Medyayı da eleştiren Bilici “Türkiye basını olarak hepimizin hatalarımızla yüzleşmemiz, özeleştiri yapmamız gerektiğine inanıyorum. Kimse kimseye akıl vermeye kalkmasın. Sağda da solda da herkesin pek parlak olmayan sicilini biliyoruz. 28 Şubat’ta ana akım medyanın kendi yazarlarına bile andıçlarla neler yaptığını, Hürriyet’in Hrant Dink ve Ahmet Kaya’nın elim sonlarındaki katkılarını unutmadık. Bugün NTV’den Doğan grubuna, oradan havuz medyasındaki kepazeliklere kadar medyanın karnesi feci” diye konuştu.
Ergenekon davası için “tarihi bir fırsat” nitelemesinde bulunan Bilici, “Bu tarihi fırsat, önce yargı süreçlerindeki hatalar, sonra da AKP’nin yolsuzlukları örtmek için darbecilerle anlaşması yüzünden kaçırıldı” ifadelerini kullandı.
Abdülhamit Bilici’nin Artı Gerçek’ten Evrim Kurdoğlu’nun sorularına verdiği yanıtlar şöyle:
Türkiye’de giderek artan baskılar dikkat çekiyor. Basın da bu baskılardan nasibini alıyor. Siz basına uygulanan baskıları nasıl değerlendiriyorsunuz?
Türkiye’de basın özgürlüğü her zaman sıkıntılıydı. Hatta birçok gazeteci mesleği yapmaya çalışırken hayatını kaybetti. Eski dönemlerde baskı, devletin içindeki odaklardan, siyasetin de başına sık sık bela olan derin devlet denilen yapılardan kaynaklanırdı. Şimdi belki de ilk kez seçilmiş bir iktidar basın üzerinde bu kadar ağır bir baskı kuruyor. Erdoğan’ın kendisi bir şiir okuduğu için hapsedildi. Ancak şu an yönettiği ülke dünyada en fazla gazetecinin hapsedildiği ülke konumunda.
Bir de AKP kurulurken ve ilk iki döneminde Türkiye’yi AB standartlarında bir demokrasi haline getirmeyi vadetmişti.
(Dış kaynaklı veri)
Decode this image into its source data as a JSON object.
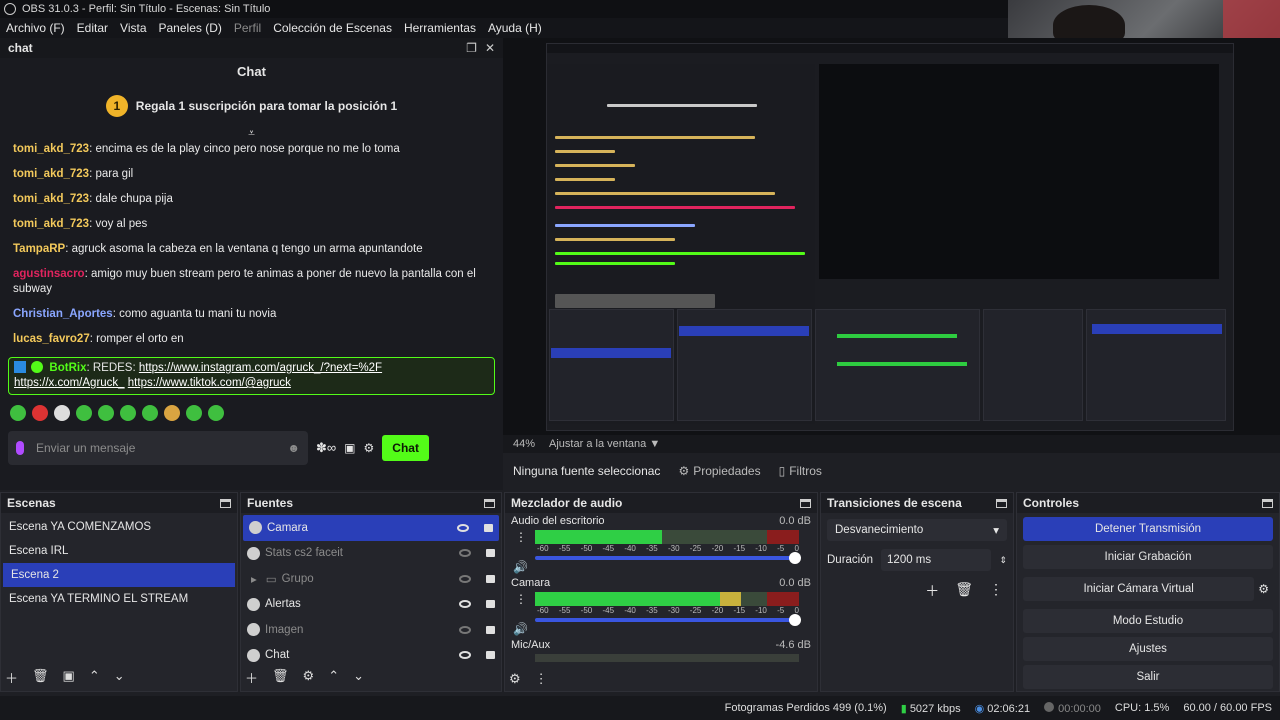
{
  "window": {
    "title": "OBS 31.0.3 - Perfil: Sin Título - Escenas: Sin Título"
  },
  "menu": [
    {
      "label": "Archivo (F)",
      "enabled": true
    },
    {
      "label": "Editar",
      "enabled": true
    },
    {
      "label": "Vista",
      "enabled": true
    },
    {
      "label": "Paneles (D)",
      "enabled": true
    },
    {
      "label": "Perfil",
      "enabled": false
    },
    {
      "label": "Colección de Escenas",
      "enabled": true
    },
    {
      "label": "Herramientas",
      "enabled": true
    },
    {
      "label": "Ayuda (H)",
      "enabled": true
    }
  ],
  "chat": {
    "dock_title": "chat",
    "header": "Chat",
    "promo": {
      "rank": "1",
      "text": "Regala 1 suscripción para tomar la posición 1"
    },
    "messages": [
      {
        "user": "tomi_akd_723",
        "sep": ": ",
        "text": "encima es de la play cinco pero nose porque no me lo toma",
        "color": "#f3c95b"
      },
      {
        "user": "tomi_akd_723",
        "sep": ": ",
        "text": "para gil",
        "color": "#f3c95b"
      },
      {
        "user": "tomi_akd_723",
        "sep": ": ",
        "text": "dale chupa pija",
        "color": "#f3c95b"
      },
      {
        "user": "tomi_akd_723",
        "sep": ": ",
        "text": "voy al pes",
        "color": "#f3c95b"
      },
      {
        "user": "TampaRP",
        "sep": ": ",
        "text": "agruck asoma la cabeza en la ventana q tengo un arma apuntandote",
        "color": "#f3c95b"
      },
      {
        "user": "agustinsacro",
        "sep": ": ",
        "text": "amigo muy buen stream pero te animas a poner de nuevo la pantalla con el subway",
        "color": "#e0245e"
      },
      {
        "user": "Christian_Aportes",
        "sep": ": ",
        "text": "como aguanta tu mani tu novia",
        "color": "#8aa6ff"
      },
      {
        "user": "lucas_favro27",
        "sep": ": ",
        "text": "romper el orto en",
        "color": "#f3c95b"
      }
    ],
    "bot": {
      "user": "BotRix",
      "prefix": ": REDES: ",
      "link1": "https://www.instagram.com/agruck_/?next=%2F",
      "link2": "https://x.com/Agruck_",
      "link3": "https://www.tiktok.com/@agruck",
      "color": "#53fc18"
    },
    "input_placeholder": "Enviar un mensaje",
    "send_label": "Chat"
  },
  "preview": {
    "zoom": "44%",
    "fit_label": "Ajustar a la ventana"
  },
  "source_toolbar": {
    "none_selected": "Ninguna fuente seleccionac",
    "properties": "Propiedades",
    "filters": "Filtros"
  },
  "scenes": {
    "title": "Escenas",
    "items": [
      {
        "label": "Escena YA COMENZAMOS",
        "selected": false
      },
      {
        "label": "Escena IRL",
        "selected": false
      },
      {
        "label": "Escena 2",
        "selected": true
      },
      {
        "label": "Escena YA TERMINO EL STREAM",
        "selected": false
      }
    ]
  },
  "sources": {
    "title": "Fuentes",
    "items": [
      {
        "label": "Camara",
        "selected": true,
        "visible": true,
        "dim": false,
        "group": false
      },
      {
        "label": "Stats cs2 faceit",
        "selected": false,
        "visible": false,
        "dim": true,
        "group": false
      },
      {
        "label": "Grupo",
        "selected": false,
        "visible": false,
        "dim": true,
        "group": true
      },
      {
        "label": "Alertas",
        "selected": false,
        "visible": true,
        "dim": false,
        "group": false
      },
      {
        "label": "Imagen",
        "selected": false,
        "visible": false,
        "dim": true,
        "group": false
      },
      {
        "label": "Chat",
        "selected": false,
        "visible": true,
        "dim": false,
        "group": false
      }
    ]
  },
  "mixer": {
    "title": "Mezclador de audio",
    "scale": [
      "-60",
      "-55",
      "-50",
      "-45",
      "-40",
      "-35",
      "-30",
      "-25",
      "-20",
      "-15",
      "-10",
      "-5",
      "0"
    ],
    "channels": [
      {
        "name": "Audio del escritorio",
        "db": "0.0 dB",
        "level_percent": 48
      },
      {
        "name": "Camara",
        "db": "0.0 dB",
        "level_percent": 78
      },
      {
        "name": "Mic/Aux",
        "db": "-4.6 dB",
        "level_percent": 0
      }
    ]
  },
  "transitions": {
    "title": "Transiciones de escena",
    "selected": "Desvanecimiento",
    "duration_label": "Duración",
    "duration": "1200 ms"
  },
  "controls": {
    "title": "Controles",
    "buttons": [
      "Detener Transmisión",
      "Iniciar Grabación",
      "Iniciar Cámara Virtual",
      "Modo Estudio",
      "Ajustes",
      "Salir"
    ]
  },
  "status": {
    "dropped": "Fotogramas Perdidos 499 (0.1%)",
    "bitrate": "5027 kbps",
    "stream_time": "02:06:21",
    "rec_time": "00:00:00",
    "cpu": "CPU: 1.5%",
    "fps": "60.00 / 60.00 FPS"
  },
  "colors": {
    "accent": "#2a3fb8",
    "kick_green": "#53fc18",
    "meter_green": "#2fcf45"
  }
}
Oysa geldiğimiz nokta hapisteki gazeteci sayısı açısından Çin’in ve İran’ın bile gerisinde.
Gerçek bu kadar açık ama Erdoğan daha yeni yaptığı bir açıklamada, Türkiye’de medyanın Batı’dan özgür olduğunu söylüyor. Adalet Bakanı Bozdağ, hapiste gazeteci olmadığını ileri sürüyor. Bunlar düpedüz yalan.
Genel Yayın Yönetmenliği’ni yaptığınız Zaman gazetesine 4 Mart’ta kayyım atandı, 15 Temmuz sonrasında ise kapatıldı. O günlerde neler yaşadınız? Bugün geriye dönüp baktığınızda neler söyleyebilirsiniz?
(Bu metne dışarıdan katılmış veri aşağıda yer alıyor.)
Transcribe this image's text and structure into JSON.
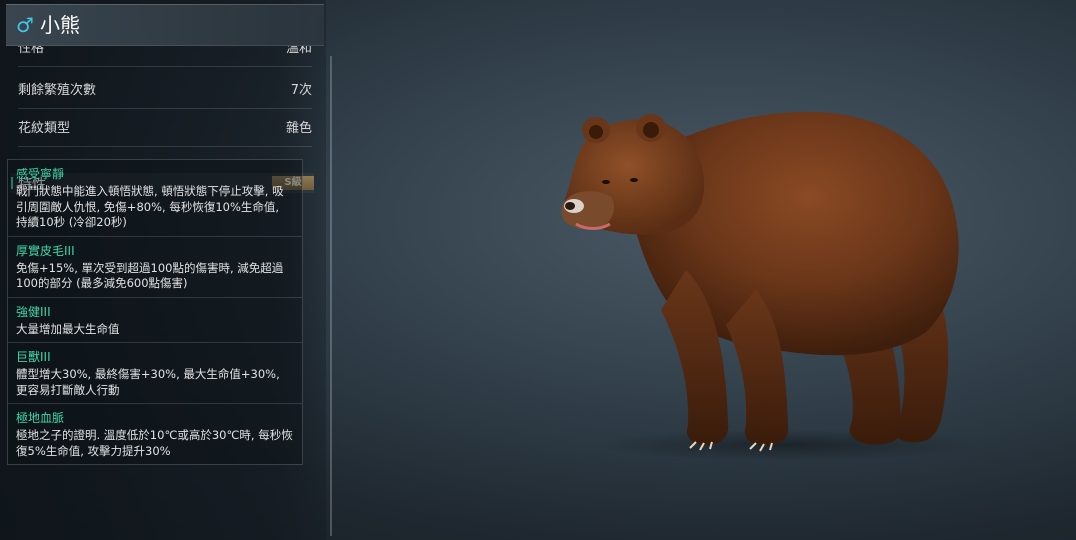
{
  "header": {
    "gender_icon": "male-icon",
    "gender_symbol": "♂",
    "name": "小熊"
  },
  "info_rows": [
    {
      "label": "性格",
      "value": "溫和"
    },
    {
      "label": "剩餘繁殖次數",
      "value": "7次"
    },
    {
      "label": "花紋類型",
      "value": "雜色"
    }
  ],
  "traits": {
    "title": "特性",
    "grade": "S級",
    "items": [
      {
        "name": "感受寧靜",
        "desc": "戰鬥狀態中能進入頓悟狀態, 頓悟狀態下停止攻擊, 吸引周圍敵人仇恨, 免傷+80%, 每秒恢復10%生命值, 持續10秒 (冷卻20秒)"
      },
      {
        "name": "厚實皮毛III",
        "desc": "免傷+15%, 單次受到超過100點的傷害時, 減免超過100的部分 (最多減免600點傷害)"
      },
      {
        "name": "強健III",
        "desc": "大量增加最大生命值"
      },
      {
        "name": "巨獸III",
        "desc": "體型增大30%, 最終傷害+30%, 最大生命值+30%, 更容易打斷敵人行動"
      },
      {
        "name": "極地血脈",
        "desc": "極地之子的證明. 溫度低於10℃或高於30℃時, 每秒恢復5%生命值, 攻擊力提升30%"
      }
    ]
  },
  "colors": {
    "accent_teal": "#3fd6a8",
    "gender_blue": "#3ec8e6",
    "grade_badge": "#8f7a54"
  }
}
Zaman olarak bizim üzerimizdeki baskılar 3 sene önce başlamıştı. Erdoğan, miting meydanlarında gazetemizin boykot edilmesi, okunmaması çağrısında bulunuyordu. Bir süre sonra basın toplantılarında muhabirlerimizle polemiğe girmeye başladı. Muhabirlerimizin, gerçek gazetecilere yakışan sorularına muhatap olmamak için akreditasyon uygulamasını devreye soktular. Hiçbir resmi toplantıya alınmaz olduk. Oysa 28 Şubat sürecinde bize bunu darbeci askerler yapmıştı. Sonra gazetemize reklam verenlerin telefonları çalmaya başladı. Vergi denetçileri binamızdan çıkmaz oldu. Yazarlarımıza gazeteden ayrılmaları yönünde tehditler ve ahlaksız teklifler geliyordu. Basın kartlarımız iptal edildi. Bunlarla da yetinmeyip 4 Mart’ta gazeteye ve içinde Today’s Zaman, Cihan Haber Ajansı, Aksiyon dergisi, Irmak TV gibi kurumların olduğu medya grubumuza kayyım atadılar. Bu da yetmemiş olacak ki, 15 Temmuz alçak darbe girişimi sonrası tamamen kapattılar. Şimdi yazarlarımız, muhabirlerimiz, editörlerimiz hapiste. Ben, gazeteye kayyım atanmasından 10-15 gün sonra yurtdışına çıktım, yani sürgündeyim.
Elbette hedef alınan sadece cemaate yakın medya değil. Hapisteki gazetecilerin kimliğine bakınca bu çok iyi görülüyor. Kürt gazeteciler de var. Ahmet Altan gibi liberaller de var. Ali Bulaç gibi İslamcılar da var. Murat Sabuncu gibi solcular da var. Cemaatten çok sayıda gazeteci var. Bunların ortak noktası nedir diye baktığımızda, iktidarı ve Erdoğan’ı eleştiriyor olmaları…
Kapatılma sürecinde okuyucularınızın size desteği vardı. Farklı çevrelerden, gazetecilerden, meslek örgütlerinden de destek aldınız. Siz o süreci nasıl değerlendirirsiniz?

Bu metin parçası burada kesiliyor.